5. «Провиденциальная миссия» Царя
Зловещих предсказаний было немало. «Люди осторожные уверяют, что это вызовет всеобщий ужас и негодование и приведет к тяжелым последствиям. Вот вкратце общее настроение, – записал 24 августа Андрей Вл., давший в своем дневнике наиболее полную сводку перекрещивавшихся влияний и мнений за эти дни. «– то скажут теперь в России? Как объяснить народу и армии, что Н. Н. вдруг сменяется[67 - «Он сам по себе мало причастен к той популярности, которой он пользуется в России… Это было создано самим Государем». «Для поднятия престижа Н. Н., – отмечает автор, – в церковных службах была установлена для него особая молитва».]. Хорошо, если правительство так обставит этот вопрос, что Государь сам становится во главе армии и, естественно, верховный должен свой пост покинуть. Но он мог бы у него остаться помощником…[68 - А. В. считал «огромной ошибкой» «удаление» Н. Н. на Кавказ.]. С уходом Н. Н. народное впечатление будет задето глубоко… Да за что, невольно спросит себя всякий[69 - Популярность Н. Н. «не была даже поколеблена последним периодом войны, когда нашей армии пришлось все отступать». (Ср. мнения, высказанные в Совете министров). Лемке в свою хронику «250 дней в Ставке» занес такое суждение о популярности Н. Н. в армии – о нем говорят «не иначе, как с восторгом, а часто с благоговением».]. И не найдя подходящего ответа, или скажут, что он изменник, или, что еще, может быть, хуже, начнут искать виновников выше».

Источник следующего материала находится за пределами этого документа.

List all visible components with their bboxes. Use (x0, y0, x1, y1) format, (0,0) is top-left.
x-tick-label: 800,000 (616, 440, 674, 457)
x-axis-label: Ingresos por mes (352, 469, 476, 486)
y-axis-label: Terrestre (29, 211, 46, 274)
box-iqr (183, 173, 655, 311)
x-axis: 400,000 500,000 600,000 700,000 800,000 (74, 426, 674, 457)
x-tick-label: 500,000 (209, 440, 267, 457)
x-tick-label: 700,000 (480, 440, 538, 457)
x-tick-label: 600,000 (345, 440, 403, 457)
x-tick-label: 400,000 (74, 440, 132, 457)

В последнем предположении автор дневника не ошибся. Суждения, формулированные в дневнике Андр. Вл., могут быть иллюстрированы и другими свидетельствами современников, принадлежавших к кругам так называемого большого света. Некогда близкий царской семье кн. Орлов, состоявший при вел. кн. Н. Н., писал Поливанову: «Дай Господь, чтобы не случилось что-нибудь страшное». «Многие были в панике от этого акта, – вспоминает Родзянко. – К нам приехала кн. З. Н. Юсупова и со слезами говорила жене: “Это ужасно. Я чувствую, что это начало гибели, – он приведет нас к революции”». О возможности этой революции, военном разгроме и драме во дворце сообщал и французский посол в специальном донесении в Париж. В общественных кругах, по крайней мере московских, усиленно в это время распространяли письмо от имени вел. кн. Н. Н., где отставка его трактовалась, как победа немецкой партии во главе с Распутиным.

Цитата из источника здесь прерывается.